I dont know how good you can see these shots but if you look at where the studs meet the pulley, a long time ago metal popped off. ive got that around 2 of the studs, should i be concerned? where can i get a nice shiny replacement?
Speaking of shiny, heres what i did to the pulleys:
ALT Pulley:
































water pump pulley:
























pulley not being used for AC after re-installation:
























Just trying to make things clean before they go back in. going to spruce up the valve cover next. Im thinking baby blue and bronze..alternate suggestions welcome.


----------



## ps2375 (Aug 13, 2003)

*Re: (joedapper)*

http://****************.com/smile/emthup.gif As far as the bit of metal missing, just have good washers under the new bolt's heads.


----------



## JPX (Nov 6, 2005)

*Re: (ps2375)*

Chicago Dril - BFD FTW! http://****************.com/smile/emthup.gif 
After all the work to get these pulleys off and clean them, make sure to paint them so they don't rust over like that again.
And WOW on that oil.







Kind of like my old brake fluid!


----------



## joedapper (Oct 6, 2009)

*Re: (JPX)*


_Quote, originally posted by *JPX* »_Chicago Dril - BFD FTW! http://****************.com/smile/emthup.gif 
After all the work to get these pulleys off and clean them, make sure to paint them so they don't rust over like that again.
And WOW on that oil.







Kind of like my old brake fluid!









I have some ideas, first, should i get them balanced? and then i was thinking baby blue and copper for the engine bay....1 project at a time.


----------



## joedapper (Oct 6, 2009)

*Re: (ps2375)*


_Quote, originally posted by *ps2375* »_Drill the head off, then get 4 new bolts. Once the head is off, the bolt will come out by hand.

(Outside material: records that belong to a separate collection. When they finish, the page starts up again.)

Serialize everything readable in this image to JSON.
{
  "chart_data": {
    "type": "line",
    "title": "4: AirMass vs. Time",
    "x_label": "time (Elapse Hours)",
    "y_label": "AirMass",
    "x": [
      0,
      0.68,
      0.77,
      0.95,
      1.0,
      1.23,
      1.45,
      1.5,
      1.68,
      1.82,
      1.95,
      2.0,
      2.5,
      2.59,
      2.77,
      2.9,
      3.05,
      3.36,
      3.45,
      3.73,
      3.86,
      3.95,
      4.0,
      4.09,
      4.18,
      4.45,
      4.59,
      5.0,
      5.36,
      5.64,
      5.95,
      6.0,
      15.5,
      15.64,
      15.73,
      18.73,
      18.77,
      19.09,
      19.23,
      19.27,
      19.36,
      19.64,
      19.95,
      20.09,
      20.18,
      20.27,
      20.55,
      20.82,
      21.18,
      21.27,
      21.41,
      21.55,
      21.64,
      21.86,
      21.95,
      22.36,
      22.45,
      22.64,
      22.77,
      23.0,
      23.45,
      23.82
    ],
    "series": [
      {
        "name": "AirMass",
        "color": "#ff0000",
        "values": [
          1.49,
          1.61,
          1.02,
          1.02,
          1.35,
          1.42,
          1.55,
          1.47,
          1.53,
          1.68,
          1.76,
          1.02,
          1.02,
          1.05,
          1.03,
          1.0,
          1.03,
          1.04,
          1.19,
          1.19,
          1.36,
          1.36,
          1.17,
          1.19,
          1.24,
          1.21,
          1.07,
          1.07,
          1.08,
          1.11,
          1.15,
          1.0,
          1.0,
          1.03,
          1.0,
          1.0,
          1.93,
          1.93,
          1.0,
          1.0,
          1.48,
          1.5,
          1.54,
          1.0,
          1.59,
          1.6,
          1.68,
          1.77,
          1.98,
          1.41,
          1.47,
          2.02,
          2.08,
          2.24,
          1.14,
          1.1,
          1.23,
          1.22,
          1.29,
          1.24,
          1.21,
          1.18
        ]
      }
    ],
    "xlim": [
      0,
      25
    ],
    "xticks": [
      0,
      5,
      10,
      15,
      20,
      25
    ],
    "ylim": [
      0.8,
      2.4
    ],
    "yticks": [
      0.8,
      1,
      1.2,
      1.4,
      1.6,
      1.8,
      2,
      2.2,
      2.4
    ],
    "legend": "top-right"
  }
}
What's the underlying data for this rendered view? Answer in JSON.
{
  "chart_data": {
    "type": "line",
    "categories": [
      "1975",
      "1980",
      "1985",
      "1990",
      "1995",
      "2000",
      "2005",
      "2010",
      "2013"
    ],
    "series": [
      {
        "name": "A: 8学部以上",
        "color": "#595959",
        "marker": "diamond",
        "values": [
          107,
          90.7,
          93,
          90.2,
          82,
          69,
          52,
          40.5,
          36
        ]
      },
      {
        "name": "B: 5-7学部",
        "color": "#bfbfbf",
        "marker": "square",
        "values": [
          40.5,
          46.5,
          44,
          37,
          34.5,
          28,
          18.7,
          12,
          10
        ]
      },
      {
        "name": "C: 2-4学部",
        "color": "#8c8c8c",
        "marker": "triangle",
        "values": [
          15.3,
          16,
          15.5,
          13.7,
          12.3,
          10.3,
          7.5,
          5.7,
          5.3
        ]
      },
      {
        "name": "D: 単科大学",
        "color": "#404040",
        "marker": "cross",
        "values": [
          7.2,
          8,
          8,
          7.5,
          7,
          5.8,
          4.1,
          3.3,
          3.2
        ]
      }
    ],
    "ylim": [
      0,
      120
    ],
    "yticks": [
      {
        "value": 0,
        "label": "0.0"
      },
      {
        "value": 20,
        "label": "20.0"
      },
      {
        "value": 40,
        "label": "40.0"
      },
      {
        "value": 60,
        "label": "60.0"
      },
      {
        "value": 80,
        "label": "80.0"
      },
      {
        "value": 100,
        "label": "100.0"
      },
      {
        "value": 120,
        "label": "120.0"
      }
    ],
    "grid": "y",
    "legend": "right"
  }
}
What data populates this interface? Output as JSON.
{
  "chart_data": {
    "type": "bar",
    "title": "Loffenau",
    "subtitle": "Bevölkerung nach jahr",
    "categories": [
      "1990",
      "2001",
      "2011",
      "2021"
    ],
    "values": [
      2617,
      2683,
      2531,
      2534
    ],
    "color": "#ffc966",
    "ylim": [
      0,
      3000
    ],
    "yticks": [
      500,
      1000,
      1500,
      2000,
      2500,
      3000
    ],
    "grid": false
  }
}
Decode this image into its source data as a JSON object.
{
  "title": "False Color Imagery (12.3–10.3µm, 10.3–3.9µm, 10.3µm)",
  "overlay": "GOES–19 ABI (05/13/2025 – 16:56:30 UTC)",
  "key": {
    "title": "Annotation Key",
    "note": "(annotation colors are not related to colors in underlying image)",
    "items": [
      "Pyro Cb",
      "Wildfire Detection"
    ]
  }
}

And here is the video to prove it:
http://www.youtube.com/watch?v=JiV2_VqpTcg
MAD PROPS







http://****************.com/smile/emthup.gif







http://****************.com/smile/emthup.gif







http://****************.com/smile/emthup.gif


----------



## joedapper (Oct 6, 2009)

*Re: (joedapper)*

OK....ive got it put back together and it was running, but maybe a degree off or so. Busted out the manual and started to follow the procedure, and heres where im having problems. 
There is both a dot and a line on the cam sprocket so i dont know which one to use. I can find TDC on the crank no problem, but i need to know where to position the camshaft. 
Does anyone know or can take a picture of which way the cam lobe for #1 should be? I can not trust the marks on my sprocket i guess.


----------



## joedapper (Oct 6, 2009)

*Re: 1.7 TIMING BELT REPLACEMENT - the beginning of the end. (joedapper)*

COMPLETE-ish

The dot on the back of the cam sprocket aligned tot he valve cover with the crank at TDC, and she fired right up:
http://www.youtube.com/watch?v=JDdhZyoxfTc


----------



## TheMajic86GTI (Aug 9, 2009)

*Re: 1.7 TIMING BELT REPLACEMENT - the beginning of the end. (joedapper)*

I was gona say the dot on the back aligned with the valve cover and the lobes on the cam for #1 should be pointed up like bunny ears...


----------



## joedapper (Oct 6, 2009)

*Re: 1.7 TIMING BELT REPLACEMENT - the beginning of the end. (TheMajic86GTI)*

Id like to thank everyone for their support and wisdom regarding this matter. Thank you all and happy motoring!


----------